World's highest solar energy plant in Sikkim

PTI[ MONDAY, DECEMBER 10, 2001 11:19:25 AM ]


KOLKATA: The world's highest solar energy plant has been set up in Sikkim's Chaurikhang area which can light up an area of two sq km. The 2.2 kilowatt plant, designed and conceived by West Bengal Renewable Energy Development Agency (WBREDA), has been set up at an altitude of 14,000 feet by the exide industry at a camp of Himalayan Mountaineering Institute (HMI) in the area, WBREDA director S P Gon Choudhury told PTI on Monday.

The union renewable energy department has financed the Rs 15 lakh plant which was commissioned on October 2. The solar panels would light up the two sq km area of the base camp and enable about 250 HMI camp employees run electronic appliances. While HMI employees would have to run the plant on a daily basis, senior WBREDA engineers from here would pay visit to the plant in every three months to do maintenance work, the director said.

Asked whether any special precaution has been taken to safeguard the machinery in such freezing temperature, Gon Chaudhury said "there has not been any special precaution. But we also do not foresee any problem." He hoped the solar panels would be in full use because of abundance of sunlight at such an altitude and 40 lamps could be switched on with the help of the panels.

Asked how the plant was commissioned at such a height, he said the panels and other equipment had to be transported on the back of yak to the top, while engineers had to trek for three days. Before trekking they had to walk some distance after leaving their cars at an area close to Sikkim-Bengal border, which falls under West Bengal's Darjeeling hills district. Though Chaurikhang is in Sikkim, the nearest approach route is through Darjeeling hills.
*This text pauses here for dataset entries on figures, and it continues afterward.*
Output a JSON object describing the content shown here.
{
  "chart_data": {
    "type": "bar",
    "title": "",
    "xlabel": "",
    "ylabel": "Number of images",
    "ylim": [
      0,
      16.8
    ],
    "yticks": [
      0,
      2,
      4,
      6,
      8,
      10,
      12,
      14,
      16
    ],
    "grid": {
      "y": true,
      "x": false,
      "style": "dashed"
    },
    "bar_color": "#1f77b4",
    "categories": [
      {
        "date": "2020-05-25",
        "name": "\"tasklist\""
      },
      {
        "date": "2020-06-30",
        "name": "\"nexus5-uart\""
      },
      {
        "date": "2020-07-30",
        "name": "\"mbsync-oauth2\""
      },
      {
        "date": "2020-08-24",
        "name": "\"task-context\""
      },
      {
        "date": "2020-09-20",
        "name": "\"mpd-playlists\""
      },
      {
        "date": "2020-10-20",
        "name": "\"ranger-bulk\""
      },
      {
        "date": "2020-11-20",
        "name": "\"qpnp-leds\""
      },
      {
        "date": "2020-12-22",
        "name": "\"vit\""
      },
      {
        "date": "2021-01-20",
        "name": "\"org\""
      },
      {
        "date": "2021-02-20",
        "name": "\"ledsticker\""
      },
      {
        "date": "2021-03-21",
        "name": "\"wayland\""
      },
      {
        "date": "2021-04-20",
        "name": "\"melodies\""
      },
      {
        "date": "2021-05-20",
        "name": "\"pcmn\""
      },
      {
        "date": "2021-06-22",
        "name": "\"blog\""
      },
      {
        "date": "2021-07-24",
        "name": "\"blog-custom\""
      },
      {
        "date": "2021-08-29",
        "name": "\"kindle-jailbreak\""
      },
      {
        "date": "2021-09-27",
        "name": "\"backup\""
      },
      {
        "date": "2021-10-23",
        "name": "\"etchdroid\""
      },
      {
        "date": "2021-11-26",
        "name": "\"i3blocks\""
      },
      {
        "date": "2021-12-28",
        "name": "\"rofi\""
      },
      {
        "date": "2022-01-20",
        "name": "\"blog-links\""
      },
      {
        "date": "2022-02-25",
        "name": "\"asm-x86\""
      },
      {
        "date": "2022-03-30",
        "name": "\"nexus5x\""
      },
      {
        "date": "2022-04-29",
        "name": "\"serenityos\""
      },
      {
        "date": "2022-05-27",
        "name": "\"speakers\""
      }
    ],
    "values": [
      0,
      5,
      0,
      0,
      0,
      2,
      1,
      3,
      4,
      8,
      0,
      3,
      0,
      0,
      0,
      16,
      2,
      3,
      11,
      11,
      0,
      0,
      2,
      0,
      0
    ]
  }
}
On whether any special mountaineering training had been imparted to the personnel who installed the plant, Gon Chaudhury said "the WBREDA personnel had been familiar with the terrain as they went to the area earlier also to have an on-the-spot assessment of the location." He said WBREDA provided the panels and equipment for the plant and car battery major exide industries Ltd assisted in implementing them. "We were requested to design such a plant by HMI, whose employees in the camp had been facing myriad problems without power. Even their liquid fuel getting frozen in the minus six to seven degree temperature, Gon Chaudhury said.

When the HMI contacted WBREDA requesting them to do something to help the employees, the agency at once decided to use solar panels for the purpose. If the project becomes a runaway success WBREDA will think about similar plans for army bases in desolate and high altitude.